Digg Labs et applications expérimentales
Les développeurs de Digg créent constamment de nouveaux outils. Digg Labs héberge ces applications expérimentales. Certains suivent l’utilisation des images sur la plate-forme. D’autres modifient la façon dont les histoires s’affichent.
Prenez BigSpy. Il affiche des histoires avec différentes tailles de police. Des polices plus grandes signifient plus de Diggs. C’est une représentation visuelle de la popularité.
Le modèle économique derrière Digg
Le côté utilisateur se sent volontaire. Une page d’accueil cohérente et organisée est produite par la foule. C’est une brillante stratégie commerciale. Payer des employés pour faire le même travail coûterait cher.
Sous la surface, l’opération est conséquente.
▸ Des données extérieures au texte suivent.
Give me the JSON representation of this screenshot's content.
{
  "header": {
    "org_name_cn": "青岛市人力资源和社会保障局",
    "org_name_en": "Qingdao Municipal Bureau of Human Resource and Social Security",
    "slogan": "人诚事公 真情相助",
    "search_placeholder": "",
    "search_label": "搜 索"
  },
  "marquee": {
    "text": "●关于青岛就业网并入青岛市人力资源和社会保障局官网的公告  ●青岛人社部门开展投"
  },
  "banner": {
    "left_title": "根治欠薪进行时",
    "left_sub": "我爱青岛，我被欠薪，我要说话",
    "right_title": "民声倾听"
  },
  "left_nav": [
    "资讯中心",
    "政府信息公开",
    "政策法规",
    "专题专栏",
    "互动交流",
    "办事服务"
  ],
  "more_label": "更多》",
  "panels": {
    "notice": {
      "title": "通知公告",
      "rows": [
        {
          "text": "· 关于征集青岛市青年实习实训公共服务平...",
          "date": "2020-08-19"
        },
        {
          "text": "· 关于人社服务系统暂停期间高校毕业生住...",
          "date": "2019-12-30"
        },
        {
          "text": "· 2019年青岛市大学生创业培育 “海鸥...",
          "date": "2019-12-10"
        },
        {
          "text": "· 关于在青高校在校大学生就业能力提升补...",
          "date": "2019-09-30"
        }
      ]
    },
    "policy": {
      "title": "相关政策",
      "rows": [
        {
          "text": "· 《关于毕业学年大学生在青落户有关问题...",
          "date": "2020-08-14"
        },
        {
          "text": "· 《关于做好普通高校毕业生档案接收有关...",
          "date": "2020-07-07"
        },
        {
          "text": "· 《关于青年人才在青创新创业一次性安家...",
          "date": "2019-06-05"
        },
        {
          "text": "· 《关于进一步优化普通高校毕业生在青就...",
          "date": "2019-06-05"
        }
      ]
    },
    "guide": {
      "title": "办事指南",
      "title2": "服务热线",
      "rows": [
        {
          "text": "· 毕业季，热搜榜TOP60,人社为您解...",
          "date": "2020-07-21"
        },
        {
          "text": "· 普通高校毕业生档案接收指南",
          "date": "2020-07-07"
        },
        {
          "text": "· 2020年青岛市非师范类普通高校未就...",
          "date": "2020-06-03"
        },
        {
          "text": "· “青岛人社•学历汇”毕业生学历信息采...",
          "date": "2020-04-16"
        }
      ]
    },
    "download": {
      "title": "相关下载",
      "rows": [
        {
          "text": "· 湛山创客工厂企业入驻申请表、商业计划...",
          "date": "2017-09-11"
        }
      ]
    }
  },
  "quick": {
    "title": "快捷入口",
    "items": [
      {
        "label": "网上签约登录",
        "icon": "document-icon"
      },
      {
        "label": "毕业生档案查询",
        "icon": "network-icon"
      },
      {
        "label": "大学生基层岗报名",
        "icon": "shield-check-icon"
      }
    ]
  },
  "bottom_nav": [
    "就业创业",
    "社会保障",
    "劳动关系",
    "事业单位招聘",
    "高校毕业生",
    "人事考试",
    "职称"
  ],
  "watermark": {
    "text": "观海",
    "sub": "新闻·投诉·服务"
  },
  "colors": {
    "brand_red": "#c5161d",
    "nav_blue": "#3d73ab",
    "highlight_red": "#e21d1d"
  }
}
Digg emploie 75 personnes. Ils prévoient de doubler ce nombre d’ici fin 2009. L’infrastructure fonctionne sur des centaines de serveurs.
Diggnation : La voix officielle
Digg a un blog officiel écrit par Kevin Rose. Ensuite, il y a le podcast Diggnation. Rose l’héberge avec l’ancien co-animateur de TechTV, Alex Albrecht. Ils couvrent les soumissions les plus populaires de la semaine. Ils abordent également des actualités liées à Digg que vous ne trouverez nulle part ailleurs. Consultez Rev3 : diggnation pour vous abonner.
Technologie Digg
La salle des serveurs : piles LAMP et nombre de serveurs
La pile technologique de Digg semblait presque désuète pour un site qui enregistrait 230 millions de pages vues par mois en mai 2008. Pas de middleware exotique. Pas encore de microservices complexes. Juste LAMP : Linux, Apache, MySQL et PHP. Il s’agissait d’un couplage étroit d’applications serveur et de gestion de bases de données qui permettait à plusieurs langues de communiquer entre elles sans trop de frictions.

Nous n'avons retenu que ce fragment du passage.